There is a rather large data flow engine – more than 2000 different flow definitions of “what to do with inbound data”. The engine deals with various data formats (flat-file, CSV, JSON, XML, or even binary), performs filtering, transforms data formats, etc.
The flow engine consists of a number of libraries and tools involved in the processing. There are 3rd party ones like Saxon performing XML transformations or Jackson for JSON parsing and a variety of in-house converters, filters, etc.
Naturally, there is a need for deploying new versions of the libraries and tools (new features, security fixes, etc.). This is a risk since correctness of the processing is business-critical.
A simple tests like – unit testing the new feature, integration testing with a fixed set of input data – is not enough. There have been cases of regressions which first appeared after several days after deploy. For example, a very rare combination of numeric values triggered a formatting in a way it triggered a Saxon optimization bug which caused the formatting being omitted.

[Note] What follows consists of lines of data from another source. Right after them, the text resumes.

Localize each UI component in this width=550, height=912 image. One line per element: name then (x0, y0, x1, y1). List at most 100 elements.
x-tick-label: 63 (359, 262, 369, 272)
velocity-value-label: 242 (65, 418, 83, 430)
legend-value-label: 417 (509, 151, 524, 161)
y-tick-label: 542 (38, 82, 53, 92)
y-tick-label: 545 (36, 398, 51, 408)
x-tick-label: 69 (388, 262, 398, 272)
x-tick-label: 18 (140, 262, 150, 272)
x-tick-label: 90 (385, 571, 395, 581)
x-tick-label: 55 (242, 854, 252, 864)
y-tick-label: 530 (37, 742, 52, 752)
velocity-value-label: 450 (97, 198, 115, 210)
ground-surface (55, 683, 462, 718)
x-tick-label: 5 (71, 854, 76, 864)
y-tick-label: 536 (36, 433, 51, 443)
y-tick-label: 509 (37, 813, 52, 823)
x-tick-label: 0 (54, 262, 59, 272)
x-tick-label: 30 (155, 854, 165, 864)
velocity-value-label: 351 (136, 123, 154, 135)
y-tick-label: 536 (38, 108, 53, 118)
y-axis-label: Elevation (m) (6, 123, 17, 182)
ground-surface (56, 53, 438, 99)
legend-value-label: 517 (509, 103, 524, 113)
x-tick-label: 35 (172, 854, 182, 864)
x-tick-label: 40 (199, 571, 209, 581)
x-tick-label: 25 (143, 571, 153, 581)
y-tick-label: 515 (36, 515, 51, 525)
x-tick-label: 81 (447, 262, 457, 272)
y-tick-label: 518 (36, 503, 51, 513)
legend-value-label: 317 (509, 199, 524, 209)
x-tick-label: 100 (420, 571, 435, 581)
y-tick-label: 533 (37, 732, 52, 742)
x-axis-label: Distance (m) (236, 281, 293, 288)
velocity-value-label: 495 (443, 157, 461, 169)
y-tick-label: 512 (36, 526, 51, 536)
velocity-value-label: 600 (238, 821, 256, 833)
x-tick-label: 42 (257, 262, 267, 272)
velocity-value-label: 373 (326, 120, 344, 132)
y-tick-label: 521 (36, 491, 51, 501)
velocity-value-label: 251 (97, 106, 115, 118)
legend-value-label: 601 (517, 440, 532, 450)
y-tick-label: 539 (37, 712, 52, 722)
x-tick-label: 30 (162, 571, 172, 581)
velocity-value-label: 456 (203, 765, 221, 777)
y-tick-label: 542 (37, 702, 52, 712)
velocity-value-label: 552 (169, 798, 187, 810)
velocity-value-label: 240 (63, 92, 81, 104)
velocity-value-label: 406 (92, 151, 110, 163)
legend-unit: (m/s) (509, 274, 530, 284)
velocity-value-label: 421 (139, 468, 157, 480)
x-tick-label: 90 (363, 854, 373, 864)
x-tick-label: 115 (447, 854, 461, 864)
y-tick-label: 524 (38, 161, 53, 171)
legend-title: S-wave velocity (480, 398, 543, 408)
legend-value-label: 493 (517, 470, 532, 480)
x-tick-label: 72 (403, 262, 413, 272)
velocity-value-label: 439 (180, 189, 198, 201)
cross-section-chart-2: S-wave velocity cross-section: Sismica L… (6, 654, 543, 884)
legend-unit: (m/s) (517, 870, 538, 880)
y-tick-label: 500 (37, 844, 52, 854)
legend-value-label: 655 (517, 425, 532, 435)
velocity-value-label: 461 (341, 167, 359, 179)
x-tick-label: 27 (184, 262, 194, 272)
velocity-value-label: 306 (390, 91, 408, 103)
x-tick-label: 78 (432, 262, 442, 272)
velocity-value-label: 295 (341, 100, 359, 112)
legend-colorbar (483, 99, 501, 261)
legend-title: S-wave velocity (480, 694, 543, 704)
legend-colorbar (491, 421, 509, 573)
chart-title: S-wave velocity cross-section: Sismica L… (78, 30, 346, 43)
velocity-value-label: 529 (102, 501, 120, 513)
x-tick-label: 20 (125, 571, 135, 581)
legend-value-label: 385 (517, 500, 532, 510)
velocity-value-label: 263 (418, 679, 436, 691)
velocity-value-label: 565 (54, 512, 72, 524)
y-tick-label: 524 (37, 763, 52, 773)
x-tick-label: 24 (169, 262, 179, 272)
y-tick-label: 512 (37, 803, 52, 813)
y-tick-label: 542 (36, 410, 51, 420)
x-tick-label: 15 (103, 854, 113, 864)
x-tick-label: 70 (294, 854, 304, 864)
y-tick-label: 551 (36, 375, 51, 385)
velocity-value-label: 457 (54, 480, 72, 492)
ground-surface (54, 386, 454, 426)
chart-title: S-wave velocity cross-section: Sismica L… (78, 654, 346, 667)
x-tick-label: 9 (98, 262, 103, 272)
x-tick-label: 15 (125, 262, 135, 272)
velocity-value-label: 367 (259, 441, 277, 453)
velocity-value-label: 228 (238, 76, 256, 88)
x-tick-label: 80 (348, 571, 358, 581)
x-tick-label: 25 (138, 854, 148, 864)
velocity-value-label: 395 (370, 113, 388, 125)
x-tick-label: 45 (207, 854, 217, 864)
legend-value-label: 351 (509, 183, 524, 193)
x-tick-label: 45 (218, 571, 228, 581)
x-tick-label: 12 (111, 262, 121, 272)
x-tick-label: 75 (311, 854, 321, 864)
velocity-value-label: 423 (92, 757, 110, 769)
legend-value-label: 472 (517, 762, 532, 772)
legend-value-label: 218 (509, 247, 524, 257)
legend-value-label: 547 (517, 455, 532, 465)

The currently employed method of testing is to compare new and current versions “online” for several weeks. It’s like adding a “copy & divert” stage resulting in processing the inbound data using both the current and the new version of a tool/utility and then comparing results. This is a very cumbersome, time consuming and potentially risky.
I’ve been thinking about a more effective way of doing this. Any ideas?
There is only so much you can do, and it sounds like you are already doing most of it. In particular, your “copy & divert” method already goes above and beyond what most people do. I’ve only heard of that being used in extreme situations like spacecraft. One thing you could do is instead of doing this test online, record the inputs and outputs and run it offline all at once.
You may already be doing this, but you should definitely try to create or move particular tests to earlier stages when you detect regressions. If you find a problem in production, write an integration test so you can detect similar problems in the future. If an integration test finds an issue, try to write a unit test that detects it.
The other thing I didn’t see you mention is fuzz testing or quickcheck-style testing. These have the computer generate test cases for you that you may not have considered.